Permission to appeal was granted on one issue: whether the chambers judge erred in concluding the Appellants were not treated manifestly unfairly and unequally or prevented from presenting their case or responding to TransAlta Generation Partnership (“TransAlta”)’s case.

The Alberta Court of Appeal (“ABCA”) found that the appeal from the chambers judge’s decision to the ABCA is subject to the usual appellate standards of review. The ABCA found that the interpretation of s. 45(1)(f) of the Arbitration Act (the “Act”), which incorporates elements of natural justice and procedural fairness, is a question of law reviewable for correctness. The ABCA however also found that if there is a flaw in the arbitral process sufficient to contravene s. 45(1) of the Act, the decision of whether to set the arbitration award aside engages the chambers judge’s discretion and is entitled to deference on appeal.

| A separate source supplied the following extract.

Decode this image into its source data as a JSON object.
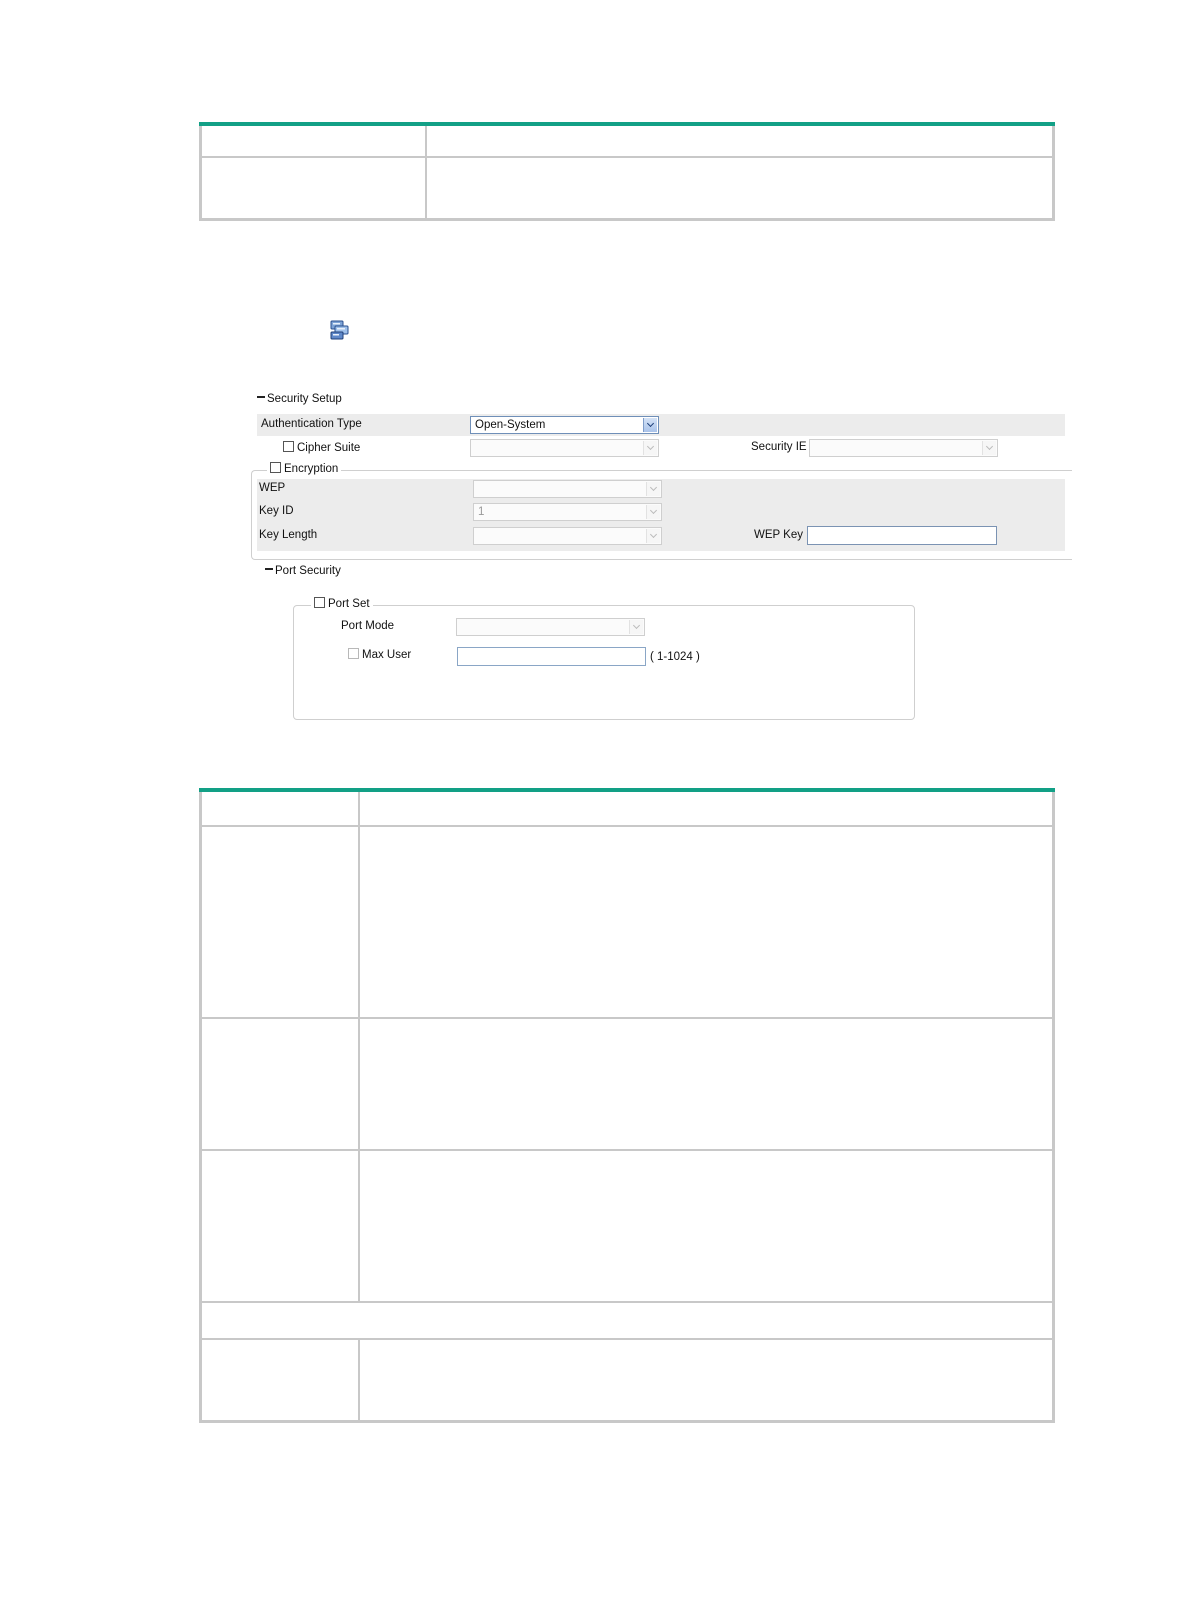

The ABCA found that determining what constitutes manifest unfairness and unequal treatment or lack of opportunity to present a case under s. 45(1)(f) of the Act is a matter of statutory interpretation. It requires reading the section in its entire context and in its grammatical and ordinary sense, harmoniously with the statutory scheme, the object of the statute, and the legislature’s intention.

Regarding the specific phrase “treated manifestly unfairly and unequally” in s. 45(1)(f) of the Act, the ABCA agreed with the chambers judge that “manifestly” speaks to how apparent the unfairness is and whether it is obvious or clear.

On a review of s. 45(1)(f) as a whole, in the context of the entire Act and the purposes of the legislation, the ABCA made several observations: The Act imposes an obligation on arbitral panels to accord parties natural justice. While it is accepted as a foundational principle that the arbitration panel will treat parties fairly and give them an opportunity to present their case.

The ABCA reiterated that not every procedural breach during an arbitration will result in judicial intervention. Courts should intervene “only in cases of the most egregious procedural breaches”.

A party may be unable to present its case when: (a) the award is based on a theory of liability that either or both of the parties were not given an opportunity to address, or based on a theory of the case not argued for by either of the parties; (b) a party was not given an opportunity to respond to arguments made by an opposing party; or (c) the tribunal ignored or failed to take the evidence or submissions of the parties into account.

The ABCA reviewed the relevant jurisprudence and extracted the following principles: first, parties to an arbitration are entitled to a fair hearing, not a perfect hearing; second, the overall fairness of the proceedings must be considered, not individual rulings; third, parties must take advantage of and exercise diligence in pursuing issues and cannot later complain of some perceived unfairness resulting from their failure to do so; fourth, not every refusal to admit relevant evidence is a breach of natural justice; and, fifth, the threshold for setting aside an arbitration award on the grounds of unfairness has been described in various ways, but the cases make it clear that something of a significant nature is required, or that the excluded evidence was crucial to the case being presented.

The ABCA found that the chambers judge did not commit a palpable and overriding error in concluding that the failure to order production of the requested records earlier in the process did not render the entire arbitral process manifestly unfair or deprive the Appellants of the opportunity to present their case or respond to that of TransAlta.